Schwangerschaft und Schilddrüsenüberfunktion
Hyperthyroidism occurs rarely during pregnancy (1%). An existing hyperfunction (hyperthyroidism) often shows spontaneous improvement. It must be kept in mind that a newly developed hyperfunction, if not treated, can lead to complications such as a higher miscarriage rate or premature delivery. A diagnosis of hyperthyroidism during pregnancy by no means constitutes medical grounds for an abortion.
The causes of hyperthyroidism during pregnancy are:
- hCG-induced hyperfunction
- Hyperthyroidism of Graves’ disease (Basedow’s disease)
Elevated hCG concentration:
In early pregnancy, obviously high B-hCG (concentration of hCG in blood) can occur. The structure of hCG is similar to that of TSH and shows the same affinity for TSH receptors. Thus, in early pregnancy, with elevated hCG, there is an increase in the thyroid hormones. An hCG-induced hyperthyroidism usually has a mild course and often improves spontaneously after the end of the first trimester, even without treatment.
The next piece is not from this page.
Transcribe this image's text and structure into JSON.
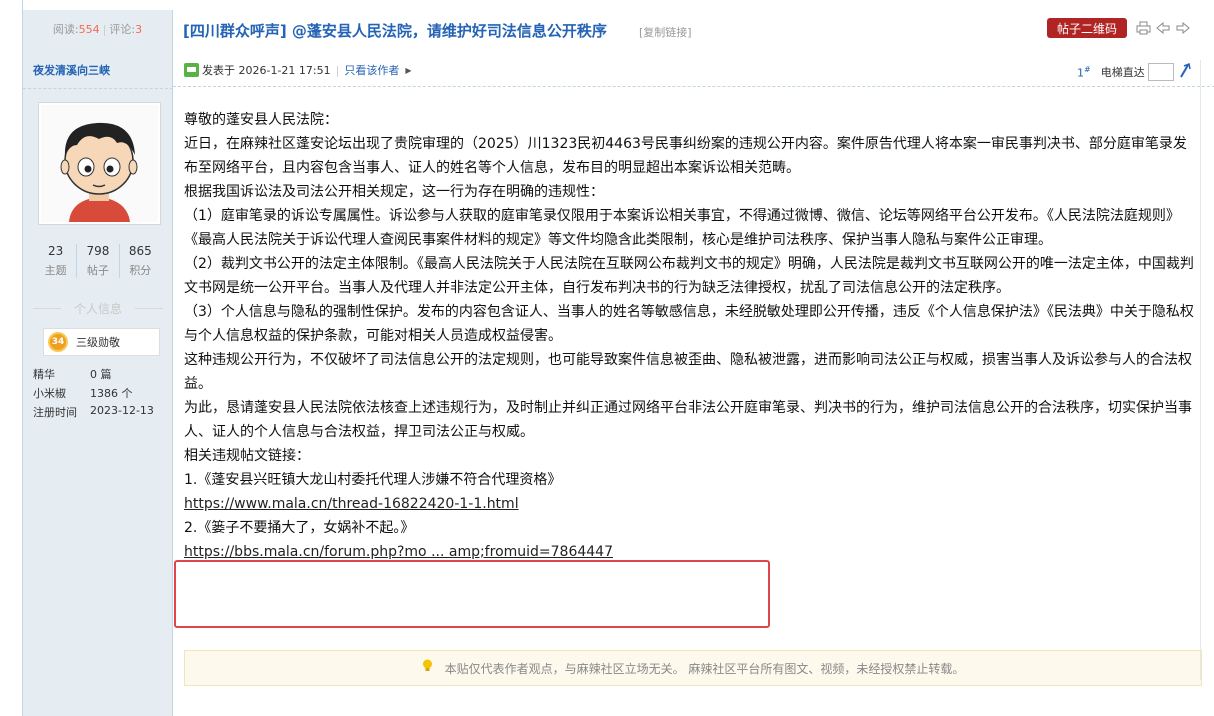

The most common physical complaints with hyperthyroidism are:
- Rapid heartbeat
- High blood pressure
- Hypersensitivity to heat
- Muscle weakness
- Frequent bowel movements
- Changes in the skin and nails
- Heavy sweating
1. Iodine and all medication with a high iodine concentration should be avoided.
2. B-hCG induced hyperthyroidism usually has a mild course and shows spontaneous improvement after the first trimester of pregnancy. For this reason, treatment by medication is often not necessary.
3. With Graves’ disease or autonomy and manifest hyperfunction, thyrostatic drugs such as Propylthiouracil (PTU) should be used in the lowest possible doses. The aim of this therapy is to keep fT3 and fT4 in the upper reference range, and TSH in the lower reference range or even below the normal range. These drugs are not teratogenic and cause no malformations, however the fetal thyroid gland is affected by this treatment as well, and there could be a drop in fetal hormone production.
4. A thyroid gland operation during pregnancy should be done only in extraordinary cases such as suspicion of malignant changes, thyrotoxic crisis, and hyperthyroidism that cannot be controlled with medication, or only with very high dosages, as well cases where there are strong side-effects and allergic-toxic reactions to thyrostatics.
Please note that toward the end of a pregnancy, there might be an improvement in hyperthyroidism, but that after childbirth, there could be pronounced recurrences of the hyperfunction.
Hyperthyroidism complicates pregnancy. For this reason, patients with known Graves’ disease should definitely undergo treatment before a planned pregnancy.
A combination therapy consisting of a thyroid hormone (Levothyroxine) and thyrostatic drugs should not be used during pregnancy, and the same applies to radioiodine therapy during pregnancy.
During treatment for hyperthyroidism, small amounts of thyrostatic drugs enter breast milk, nevertheless, breastfeeding while taking thyrostatics is safe. Frequent checks on thyroid function are of course required during this period as well.